When I started secondary school, the headmistress went round the class asking us what we wanted to be when we grew up. The majority chose to be hairdressers or air stewardesses (and this was a grammar school, where you might have expected some aspirations). Well, the only role models we had for 'career women' were scary spinsters like her and her colleagues.

By the time you got to sixth form, things had changed a bit. If you were top of the class you were going to university. A little below and you were going to teacher training college. Anyone left after that was going to work in a bank. University wasn’t a career move: it was an end in itself. No-one suggested what you might do afterwards. I’m not sure anyone actually came out and said it, but I got the impression that the main purpose of university was upward mobility via marriage. I was expected to find a nice middle-class boy who would go into a nice professional job so I wouldn’t have to worry about a career... Actually, what I did do at university was discover feminism.

This is recent history.

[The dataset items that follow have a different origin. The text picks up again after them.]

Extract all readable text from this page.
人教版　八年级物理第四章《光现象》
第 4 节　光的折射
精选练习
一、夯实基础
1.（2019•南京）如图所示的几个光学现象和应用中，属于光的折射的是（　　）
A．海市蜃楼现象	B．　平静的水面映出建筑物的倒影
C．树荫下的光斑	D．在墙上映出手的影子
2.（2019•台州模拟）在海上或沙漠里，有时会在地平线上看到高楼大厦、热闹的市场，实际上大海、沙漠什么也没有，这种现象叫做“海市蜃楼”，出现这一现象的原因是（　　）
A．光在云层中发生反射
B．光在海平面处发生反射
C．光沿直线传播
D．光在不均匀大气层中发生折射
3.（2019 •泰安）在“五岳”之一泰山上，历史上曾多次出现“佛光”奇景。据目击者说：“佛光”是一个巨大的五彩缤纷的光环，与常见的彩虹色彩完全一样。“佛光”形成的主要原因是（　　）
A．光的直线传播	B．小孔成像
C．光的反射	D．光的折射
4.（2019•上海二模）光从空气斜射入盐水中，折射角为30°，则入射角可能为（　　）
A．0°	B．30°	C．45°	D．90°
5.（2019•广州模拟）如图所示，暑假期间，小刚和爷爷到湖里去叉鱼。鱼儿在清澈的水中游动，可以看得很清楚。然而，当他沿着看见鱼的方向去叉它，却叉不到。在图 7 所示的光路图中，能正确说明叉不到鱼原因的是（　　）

So why are we surprised by headlines about the ‘concrete ceiling’? There are many good reasons why there are so few women in the board room. Partly it’s because, in the business world, social bonding is done through conversations about football not conversations about shoes. Partly it’s because women are too sensible to buy into the long-hours culture: we’d rather have a life. And partly it’s because we were never taught to want it. Partly, of course, it’s also because we grew up in an era where working for ‘the man’ (as opposed to ‘a man’) was not something to aspire to anyway.

But there weren’t alternative role models for girls, either. When I started looking beyond Jackie magazine, I had to find my inspiration in things written by men and about men: there was, after all, no book called Portrait of the Artist as a Young Woman.

Wednesday, 19 March 2008

Why Patti Smith matters

I’ve been to see a film with the 16-year-old heroine who says her favourite musicians are the Stooges, Patti Smith and the Runaways. I would love to believe that such 16-year-olds exist. I’m not sure whether I do. But it made me think back.

It’s hard to explain to a man why Patti Smith was so important. It’s hard to explain to someone who cares about guitar solos why punk rock mattered. Maybe it didn’t matter that the Sex Pistols sang God Save the Queen in Silver Jubilee year and were banned from being number one (the past really is a different country). Maybe it didn’t matter that English people finally started making records in English accents. Maybe it didn’t matter that people were making music, and writing about music, who had never been allowed to before.